I got to a point where I could not wait anymore for answers so I drove out to have a conversation. I could tell immediately that half truths were being shared, the thing about family is information gets around whether you want it to or not. I had already been told a rough estimate of costs but I needed to hear it from the source, I knew that at this point the price we had talked about in the beginning would not be sufficient, not without them taking a hit. I did not want anyone to suffer in this deal. I finally got a straight price…$120,000 over the original price. No longer within our budget, by a long shot.
Don’t get me wrong, even at the elevated price it would have been a steal, but it was still way more than we could afford. I kept it together as best I could and cleared out of there as fast as possible. I got in my car and I fucking broke. Our dream house, the one we waited 4 years for, a house that held sentimental value for me, my last bit of hope, was gone no longer within our reach for escape.
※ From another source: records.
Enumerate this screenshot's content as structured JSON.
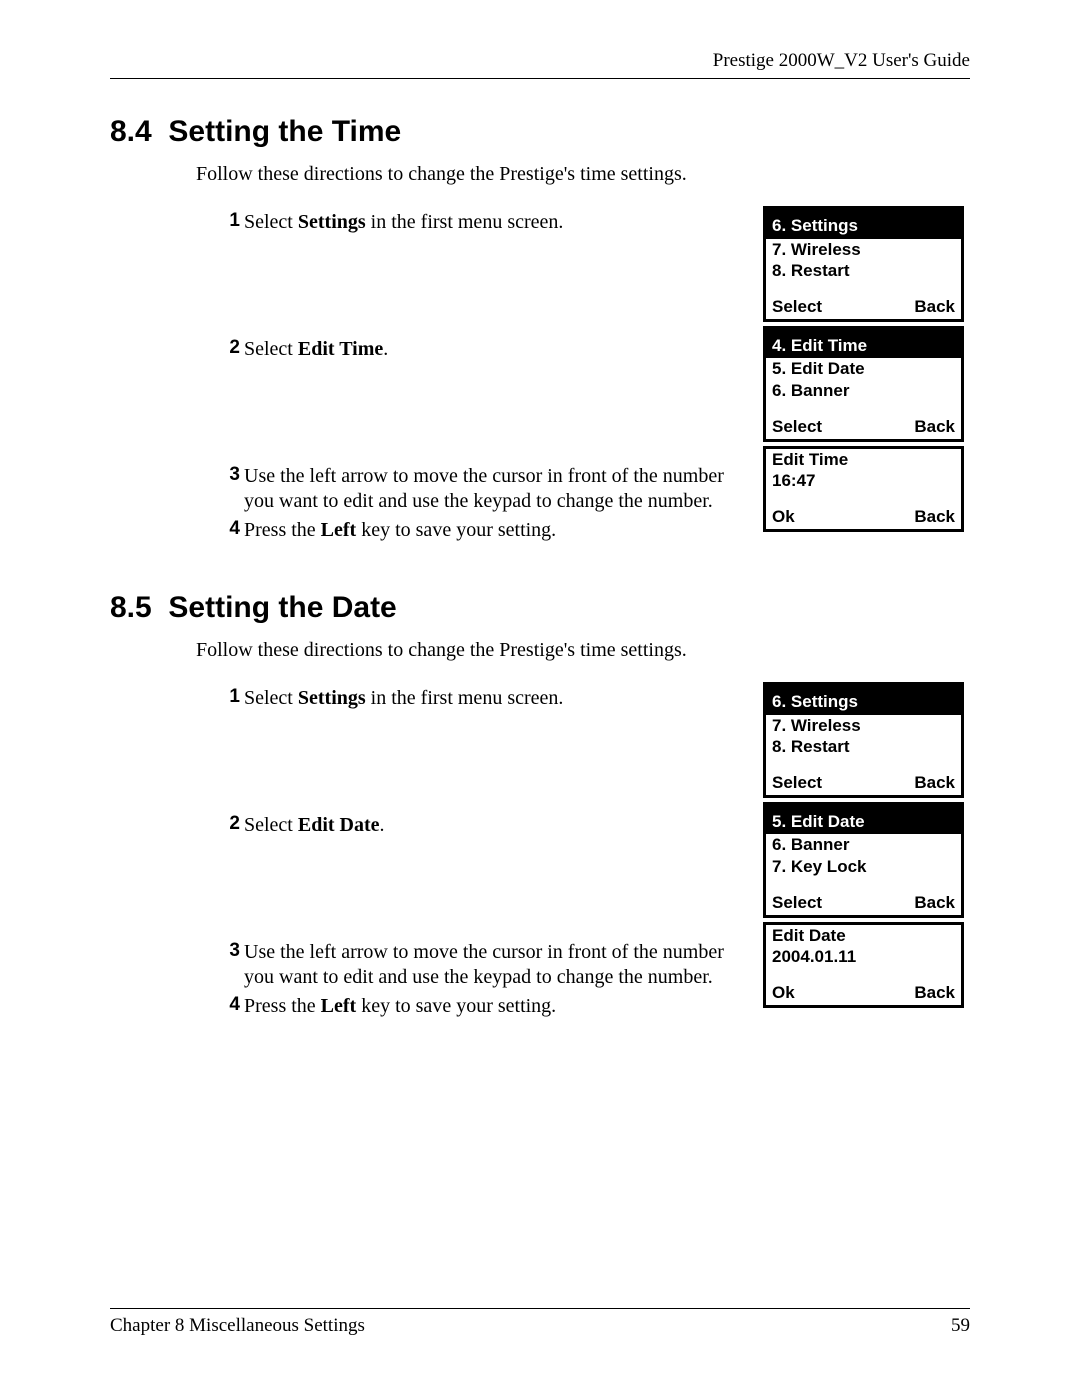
{
  "header": {
    "doc_title": "Prestige 2000W_V2 User's Guide"
  },
  "section_a": {
    "number": "8.4",
    "title": "Setting the Time",
    "intro": "Follow these directions to change the Prestige's time settings.",
    "steps": {
      "n1": "1",
      "s1_pre": "Select ",
      "s1_bold": "Settings",
      "s1_post": " in the first menu screen.",
      "n2": "2",
      "s2_pre": "Select ",
      "s2_bold": "Edit Time",
      "s2_post": ".",
      "n3": "3",
      "s3": "Use the left arrow to move the cursor in front of the number you want to edit and use the keypad to change the number.",
      "n4": "4",
      "s4_pre": "Press the ",
      "s4_bold": "Left",
      "s4_post": " key to save your setting."
    },
    "screen1": {
      "title": "6. Settings",
      "row1": "7. Wireless",
      "row2": "8. Restart",
      "soft_left": "Select",
      "soft_right": "Back"
    },
    "screen2": {
      "title": "4. Edit Time",
      "row1": "5. Edit Date",
      "row2": "6. Banner",
      "soft_left": "Select",
      "soft_right": "Back"
    },
    "screen3": {
      "row1": "Edit Time",
      "row2": "16:47",
      "soft_left": "Ok",
      "soft_right": "Back"
    }
  },
  "section_b": {
    "number": "8.5",
    "title": "Setting the Date",
    "intro": "Follow these directions to change the Prestige's time settings.",
    "steps": {
      "n1": "1",
      "s1_pre": "Select ",
      "s1_bold": "Settings",
      "s1_post": " in the first menu screen.",
      "n2": "2",
      "s2_pre": "Select ",
      "s2_bold": "Edit Date",
      "s2_post": ".",
      "n3": "3",
      "s3": "Use the left arrow to move the cursor in front of the number you want to edit and use the keypad to change the number.",
      "n4": "4",
      "s4_pre": "Press the ",
      "s4_bold": "Left",
      "s4_post": " key to save your setting."
    },
    "screen1": {
      "title": "6. Settings",
      "row1": "7. Wireless",
      "row2": "8. Restart",
      "soft_left": "Select",
      "soft_right": "Back"
    },
    "screen2": {
      "title": "5. Edit Date",
      "row1": "6. Banner",
      "row2": "7. Key Lock",
      "soft_left": "Select",
      "soft_right": "Back"
    },
    "screen3": {
      "row1": "Edit Date",
      "row2": "2004.01.11",
      "soft_left": "Ok",
      "soft_right": "Back"
    }
  },
  "footer": {
    "chapter": "Chapter 8 Miscellaneous Settings",
    "page": "59"
  }
}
They say healing is not linear. It ebbs and flows with waves that grow smaller and smaller as your healing progresses. This wave was a Tsunami, I was hopeless and drowning in both grief and failure and despair. I was going under and fast. I needed an anchor to ground me and a life raft to keep my head above water. I went straight for my edibles (life raft) and reached out to a friend (anchor). Those two acts alone saved my life that night. I had enough experience with the edibles to know I could always find a silver lining even in the darkest times, I recognize this is not everyone’s experience and I am not blindly recommending the whole world gets really high. Although….maybe? I took 5…on average I would take 2 for sleep and 3 if I was feeling spicy but I went straight for 5.
BEST. DECISION. EVER!
Not only did I collect and ground myself, I found a way to bring humor to our situation. By bringing humor to the surface I was able to look past the devastation and start planning for our future. So high AF on edibles I made Ryan the presentation of a life time, thankfully well documented and posted to my TikTok, I will link below. I ended that night feeling renewed, like I was free from the waiting and had control to make our own decisions. I am so grateful for the choices I made to help myself. I am so grateful to weed for helping me find the will to live. I am so grateful to my anchor and my raft. I am incredibly grateful for Ryan for not only receiving my presentation with enthusiasm and support but loving me through my darkest moments, never losing faith in me.
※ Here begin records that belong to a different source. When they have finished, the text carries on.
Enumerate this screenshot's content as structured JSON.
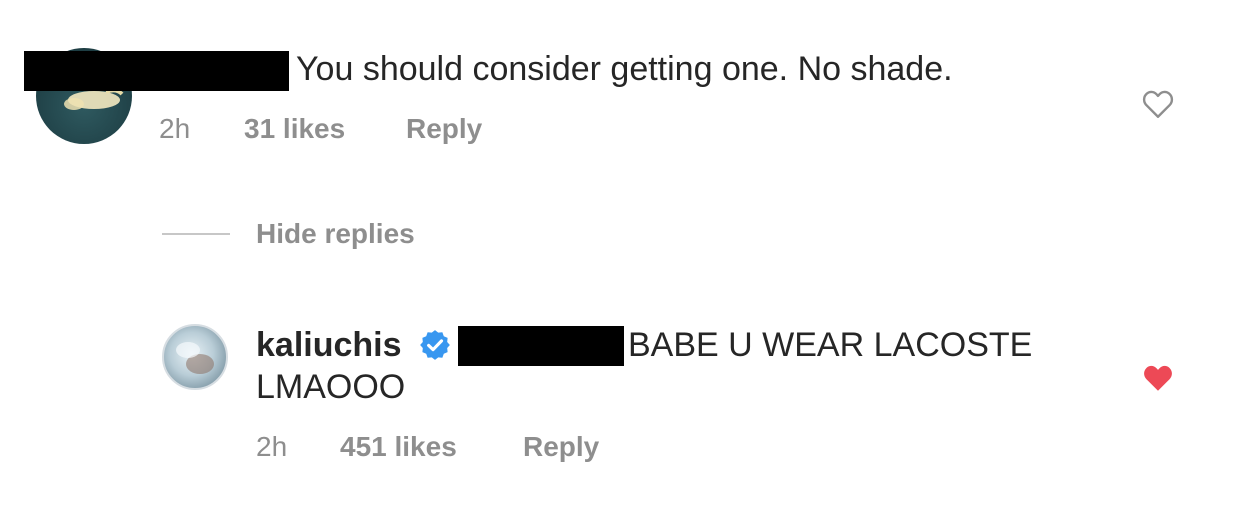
{
  "comment": {
    "text": "You should consider getting one. No shade.",
    "time": "2h",
    "likes": "31 likes",
    "reply_label": "Reply",
    "liked": false
  },
  "replies_toggle": {
    "label": "Hide replies"
  },
  "reply": {
    "username": "kaliuchis",
    "verified": true,
    "text_line1": "BABE U WEAR LACOSTE",
    "text_line2": "LMAOOO",
    "time": "2h",
    "likes": "451 likes",
    "reply_label": "Reply",
    "liked": true
  },
  "colors": {
    "text": "#262626",
    "muted": "#8e8e8e",
    "verified_blue": "#3897f0",
    "like_red": "#ed4956"
  },
  "icons": {
    "verified": "verified-badge-icon",
    "heart_outline": "heart-outline-icon",
    "heart_filled": "heart-filled-icon"
  }
}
I waited for him to return home to throw our options at him. Option 1. The Carolina’s I didn’t care I was ready for distance and change. Option 2. Find a New House(in our state) Option 3. Win the Lottery, and do whatever we want.
I even had the dogs vote, Dega and I were outvoted on the Winning the lottery and we settled on finding a new home…immediately.
If you or someone you love suffers from depression or suicidal thoughts please make sure they know they are not alone, they are loved, and they are supported. You never know how those words can change a person’s life.